There's a Cliff Notes version of how I feel about the homeless - or, rather, how I used to feel before the Bear got a hold of me. To cut straight to the chase, I figured most of them were just screw-ups, people so trifling that their own family members wouldn't take them in when they fell on hard times. The first line of defense against anyone becoming homeless is now, always has been and always will be the family. At least that's what I figured.
The Bear cleared that up immediately.
"I have no family to speak of," he told me. Then he told me of how he went from high school coach to school bus driver to Wal-Mart worker to homeless man in a little over 10 years. The Bear's body basically quit on him. First the high blood pressure came. Then the kidney problems. Then the back problems. Then the knees - both arthritic - went. Angina sent him to Johns Hopkins Hospital.
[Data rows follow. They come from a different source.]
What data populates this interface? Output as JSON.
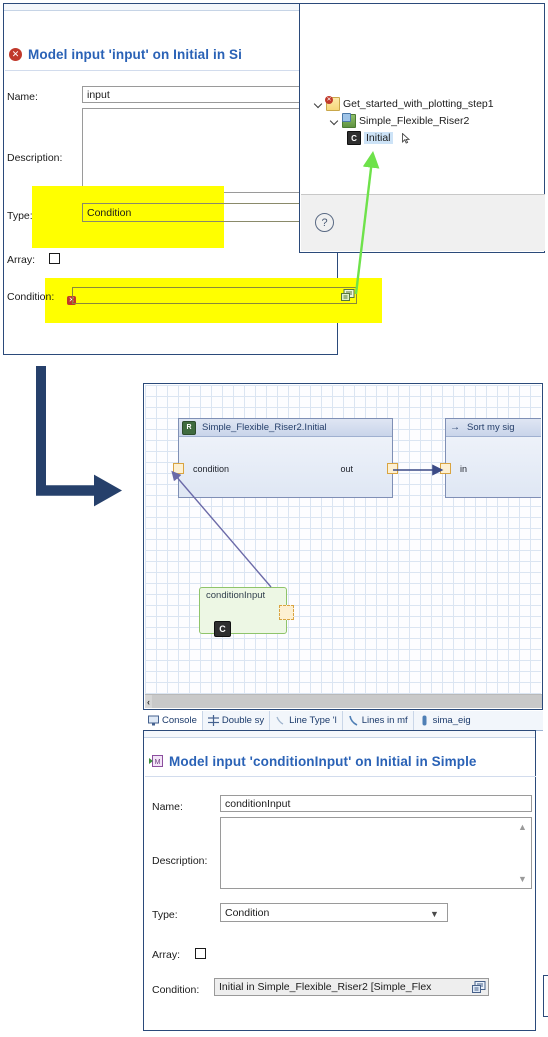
{
  "top_dialog": {
    "title": "Model input 'input' on Initial in Si",
    "status_icon": "error-icon",
    "fields": {
      "name_label": "Name:",
      "name_value": "input",
      "description_label": "Description:",
      "description_value": "",
      "type_label": "Type:",
      "type_value": "Condition",
      "array_label": "Array:",
      "array_checked": false,
      "condition_label": "Condition:",
      "condition_value": "",
      "condition_error": true,
      "condition_browse_icon": "select-reference-icon"
    }
  },
  "tree_panel": {
    "items": [
      {
        "label": "Get_started_with_plotting_step1",
        "icon": "project-folder-error-icon",
        "expanded": true,
        "depth": 0,
        "selected": false
      },
      {
        "label": "Simple_Flexible_Riser2",
        "icon": "model-green-icon",
        "expanded": true,
        "depth": 1,
        "selected": false
      },
      {
        "label": "Initial",
        "icon": "condition-c-icon",
        "expanded": false,
        "depth": 2,
        "selected": true
      }
    ],
    "footer": {
      "help_icon": "question-mark-icon"
    }
  },
  "annotations": {
    "green_arrow": {
      "name": "green-arrow-annotation",
      "from": "condition-field",
      "to": "tree-item-initial"
    },
    "navy_arrow": {
      "name": "navy-flow-arrow",
      "direction": "down-then-right"
    }
  },
  "diagram": {
    "nodes": [
      {
        "id": "initial-node",
        "title": "Simple_Flexible_Riser2.Initial",
        "badge": "R",
        "badge_color": "#3f6b3f",
        "in_port_label": "condition",
        "out_port_label": "out"
      },
      {
        "id": "sort-node",
        "title": "Sort my sig",
        "badge": "arrow-right-icon",
        "badge_color": "transparent",
        "in_port_label": "in",
        "out_port_label": ""
      }
    ],
    "condition_input_node": {
      "label": "conditionInput",
      "badge": "C",
      "port": "condition-output-port"
    },
    "scroll": {
      "left_arrow": "‹"
    }
  },
  "tabbar": {
    "tabs": [
      {
        "label": "Console",
        "icon": "console-icon"
      },
      {
        "label": "Double sy",
        "icon": "crosshair-icon"
      },
      {
        "label": "Line Type 'l",
        "icon": "line-icon"
      },
      {
        "label": "Lines in mf",
        "icon": "curve-icon"
      },
      {
        "label": "sima_eig",
        "icon": "capsule-icon"
      }
    ]
  },
  "bottom_dialog": {
    "title": "Model input 'conditionInput' on Initial in Simple",
    "status_icon": "model-input-icon",
    "fields": {
      "name_label": "Name:",
      "name_value": "conditionInput",
      "description_label": "Description:",
      "description_value": "",
      "type_label": "Type:",
      "type_value": "Condition",
      "array_label": "Array:",
      "array_checked": false,
      "condition_label": "Condition:",
      "condition_value": "Initial in Simple_Flexible_Riser2     [Simple_Flex",
      "condition_browse_icon": "select-reference-icon"
    }
  },
  "colors": {
    "highlight": "#ffff00",
    "title_blue": "#2a62b6",
    "dialog_border": "#2b4a7a",
    "navy_arrow": "#26406b",
    "green_arrow": "#6ee24a",
    "port_fill": "#fdf0d2",
    "port_border": "#d9a441"
  }
}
"Everything on my body started breaking down," the Bear said. "I didn't have any health insurance."
He couldn't make it to work because of his health problems and soon found himself unemployed. About a year ago he couldn't pay the rent on his apartment and found himself on the streets. He also found a feeling he wasn't familiar with.
"I was ashamed," the Bear said. But with that shame came a newly discovered empathy for other homeless people.
"Being homeless has put a new light on the way I look at people," the Bear told me. "All of them have different reasons why they're homeless. They're not all crazy; they're not all violent offenders or drug addicts. Some have mental problems; some have physical problems."
And that's when it hit me: Was I only a "physical problem" or two away from being right out there with the Bear myself? If my health failed who would take my curmudgeonly, soon-to-be-56-year-old carcass in? Heck, I can't stand being around me half the time.
The Bear at least doesn't have that problem. He's a bespectacled, warm, friendly cuss who seems like darned good company. He spends his days at the Oasis shelter, watching television. At night he takes his bed - a sleeping bag and a sheet - from a plastic wrapping and another sleeping bag he keeps in a trash bag and hunkers down under the I-83 overpass right across the street from The Sun building.
"I keep myself relatively warm," the Bear said about how he handles cold weather. He has no plans to "move" to the new shelter on Guilford Ave. when the outdoors become too frosty.
"If I have to," he said, "I'll live under [here] for the winter."
And that's where you'll find him, at least until society's safety net catches him.